Possibly fell into several Russ 'How to Suppress Women's Writing' categories.
Anyway, a woman doctor who works in palliative care in the NHS has written a memoir of her work in the early months of the pandemic -
And one might think that this is a valuable work of reportage by someone in the front line, achieved on top of their harrowing day job, raising consciousness, etc of what it's like -
And there are lots of nasty tweets in response to her 'today is publication day' tweet saying things like 'hope you're giving your profits to the NHS/charity/etc' and that it's self-promotion -
- some of which is from fellow-medics, which as some other fellow-medic pointed out, is absolutely par for the course (indeed, as a medical historian, nothing makes me larf liek drayne than assumption that medprof was massive monolithic conspiracy when they were cats in a sack) (I may also flag up, docs dobbing in other docs to the BMA for 'advertising') -
- but I do wonder if some of what's going on here is that thing whereby people think the writing isn't WORK - ('I've got a great idea for a story... it only needs someone to write it down') - that she just has to go home and transcribe what happened that day - whereas presumably there's a good deal goes into making it into a readable narrative.

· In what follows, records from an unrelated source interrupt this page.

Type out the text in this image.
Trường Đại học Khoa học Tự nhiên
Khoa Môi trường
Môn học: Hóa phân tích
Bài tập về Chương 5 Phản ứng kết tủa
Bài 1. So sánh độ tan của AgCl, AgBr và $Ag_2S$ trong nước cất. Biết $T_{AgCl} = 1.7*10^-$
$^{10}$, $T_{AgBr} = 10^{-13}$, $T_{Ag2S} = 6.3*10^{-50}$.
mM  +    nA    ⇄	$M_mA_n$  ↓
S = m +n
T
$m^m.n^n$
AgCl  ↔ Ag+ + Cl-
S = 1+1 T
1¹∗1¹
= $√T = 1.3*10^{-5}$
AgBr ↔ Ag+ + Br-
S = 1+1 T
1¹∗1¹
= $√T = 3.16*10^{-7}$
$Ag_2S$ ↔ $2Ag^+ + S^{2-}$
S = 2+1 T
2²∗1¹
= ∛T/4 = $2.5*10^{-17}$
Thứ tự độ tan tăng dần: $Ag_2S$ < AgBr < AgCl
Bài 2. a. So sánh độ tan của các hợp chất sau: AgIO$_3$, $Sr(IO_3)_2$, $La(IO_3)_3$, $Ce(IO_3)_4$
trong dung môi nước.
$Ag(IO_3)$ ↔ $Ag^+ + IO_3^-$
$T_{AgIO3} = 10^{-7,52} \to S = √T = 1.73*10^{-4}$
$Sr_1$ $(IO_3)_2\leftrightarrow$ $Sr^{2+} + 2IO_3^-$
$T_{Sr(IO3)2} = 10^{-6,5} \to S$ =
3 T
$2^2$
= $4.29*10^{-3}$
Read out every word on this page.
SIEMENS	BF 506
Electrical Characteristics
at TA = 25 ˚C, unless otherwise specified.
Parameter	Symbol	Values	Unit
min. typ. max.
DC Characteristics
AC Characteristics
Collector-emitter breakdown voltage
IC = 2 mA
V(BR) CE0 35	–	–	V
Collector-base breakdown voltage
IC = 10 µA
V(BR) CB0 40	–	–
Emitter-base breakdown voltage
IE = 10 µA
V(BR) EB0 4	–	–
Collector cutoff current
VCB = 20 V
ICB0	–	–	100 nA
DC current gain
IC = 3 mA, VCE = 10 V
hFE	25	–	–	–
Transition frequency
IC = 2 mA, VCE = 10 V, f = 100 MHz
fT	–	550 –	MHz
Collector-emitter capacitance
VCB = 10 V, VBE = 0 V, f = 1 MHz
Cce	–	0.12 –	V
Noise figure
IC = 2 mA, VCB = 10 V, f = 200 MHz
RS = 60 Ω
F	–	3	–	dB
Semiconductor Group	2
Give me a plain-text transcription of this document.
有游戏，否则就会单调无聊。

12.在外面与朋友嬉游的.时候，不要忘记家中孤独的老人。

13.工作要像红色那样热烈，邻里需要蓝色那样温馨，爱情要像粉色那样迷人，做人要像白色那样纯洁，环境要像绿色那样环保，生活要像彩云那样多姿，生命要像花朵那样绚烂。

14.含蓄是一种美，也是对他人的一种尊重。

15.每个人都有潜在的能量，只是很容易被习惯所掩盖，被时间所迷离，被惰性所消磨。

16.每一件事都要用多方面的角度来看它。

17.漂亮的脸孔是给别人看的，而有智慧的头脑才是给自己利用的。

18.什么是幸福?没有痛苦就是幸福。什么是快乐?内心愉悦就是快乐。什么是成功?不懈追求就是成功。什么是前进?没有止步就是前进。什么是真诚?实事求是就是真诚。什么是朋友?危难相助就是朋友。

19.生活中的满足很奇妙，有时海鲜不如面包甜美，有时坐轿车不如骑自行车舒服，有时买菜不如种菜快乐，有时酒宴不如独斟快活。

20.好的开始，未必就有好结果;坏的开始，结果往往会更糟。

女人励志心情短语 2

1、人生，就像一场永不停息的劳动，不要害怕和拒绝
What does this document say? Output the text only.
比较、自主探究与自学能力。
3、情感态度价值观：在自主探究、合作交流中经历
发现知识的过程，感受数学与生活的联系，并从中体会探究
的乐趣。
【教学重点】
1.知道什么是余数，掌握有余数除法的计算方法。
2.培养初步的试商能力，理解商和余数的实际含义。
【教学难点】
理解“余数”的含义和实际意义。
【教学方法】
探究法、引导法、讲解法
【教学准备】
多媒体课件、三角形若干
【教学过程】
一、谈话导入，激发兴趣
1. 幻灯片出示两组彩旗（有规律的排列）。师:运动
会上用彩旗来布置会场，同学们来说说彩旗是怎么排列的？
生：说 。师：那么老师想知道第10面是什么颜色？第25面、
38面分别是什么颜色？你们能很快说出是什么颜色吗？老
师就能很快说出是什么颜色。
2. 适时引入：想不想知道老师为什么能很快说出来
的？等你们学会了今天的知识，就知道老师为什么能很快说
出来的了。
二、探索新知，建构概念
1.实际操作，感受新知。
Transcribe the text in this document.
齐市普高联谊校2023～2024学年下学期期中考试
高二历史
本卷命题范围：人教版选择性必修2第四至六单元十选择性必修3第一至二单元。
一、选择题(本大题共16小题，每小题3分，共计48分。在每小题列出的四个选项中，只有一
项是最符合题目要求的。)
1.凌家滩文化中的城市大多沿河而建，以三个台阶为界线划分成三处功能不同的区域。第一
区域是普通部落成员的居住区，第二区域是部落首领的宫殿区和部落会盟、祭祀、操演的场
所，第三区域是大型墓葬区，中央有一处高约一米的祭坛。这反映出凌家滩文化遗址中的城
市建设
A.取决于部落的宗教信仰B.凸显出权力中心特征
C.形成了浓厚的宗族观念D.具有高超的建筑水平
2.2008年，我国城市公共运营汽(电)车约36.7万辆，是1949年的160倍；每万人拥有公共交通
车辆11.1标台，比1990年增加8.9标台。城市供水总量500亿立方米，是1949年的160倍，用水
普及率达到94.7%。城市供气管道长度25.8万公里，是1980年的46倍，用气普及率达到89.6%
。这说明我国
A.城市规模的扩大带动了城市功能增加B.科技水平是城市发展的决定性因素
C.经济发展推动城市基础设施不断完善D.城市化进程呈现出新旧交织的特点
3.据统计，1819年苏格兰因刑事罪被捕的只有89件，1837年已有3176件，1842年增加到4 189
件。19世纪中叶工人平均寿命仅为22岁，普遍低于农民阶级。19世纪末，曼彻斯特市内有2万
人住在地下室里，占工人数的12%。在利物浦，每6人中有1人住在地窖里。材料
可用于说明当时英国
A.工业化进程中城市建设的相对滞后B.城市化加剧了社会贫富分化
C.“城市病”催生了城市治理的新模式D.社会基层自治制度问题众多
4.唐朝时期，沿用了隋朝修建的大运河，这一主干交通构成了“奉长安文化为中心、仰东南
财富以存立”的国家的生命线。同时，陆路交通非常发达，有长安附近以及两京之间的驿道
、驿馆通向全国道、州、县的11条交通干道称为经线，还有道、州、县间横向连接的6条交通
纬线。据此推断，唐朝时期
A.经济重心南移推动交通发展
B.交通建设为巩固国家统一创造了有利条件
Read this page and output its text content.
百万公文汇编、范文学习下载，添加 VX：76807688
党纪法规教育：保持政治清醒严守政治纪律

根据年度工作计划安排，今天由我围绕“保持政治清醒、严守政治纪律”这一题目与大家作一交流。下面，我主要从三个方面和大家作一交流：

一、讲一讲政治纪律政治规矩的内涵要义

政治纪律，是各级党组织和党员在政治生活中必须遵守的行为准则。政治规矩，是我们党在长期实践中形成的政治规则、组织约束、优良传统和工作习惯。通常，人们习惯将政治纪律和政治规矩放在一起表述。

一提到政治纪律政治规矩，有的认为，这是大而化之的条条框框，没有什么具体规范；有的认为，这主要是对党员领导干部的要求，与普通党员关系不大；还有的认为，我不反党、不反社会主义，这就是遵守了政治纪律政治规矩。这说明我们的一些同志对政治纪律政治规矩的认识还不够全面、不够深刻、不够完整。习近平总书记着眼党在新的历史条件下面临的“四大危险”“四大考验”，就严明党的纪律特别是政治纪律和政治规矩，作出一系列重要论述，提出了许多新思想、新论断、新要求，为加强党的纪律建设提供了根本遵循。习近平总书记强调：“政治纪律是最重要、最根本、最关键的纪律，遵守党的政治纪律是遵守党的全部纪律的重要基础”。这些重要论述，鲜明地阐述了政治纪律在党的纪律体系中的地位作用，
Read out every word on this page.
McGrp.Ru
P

'She wrote it but she was just writing down what happened'.
Also I would not be at all surprised that if she did say she was donating all profits to [Good Cause] there would be snarks that it was not the right [Good Cause].
I also think there's that thing going on whereby people think writing is much more well-remunerated than it is and she is going to be receiving wealth beyond the dreams of avarice.
But I do wonder if bloke medic did something similar there would quite the same kind of kickback and assumption that he did not somehow deserve the fruits of his labour.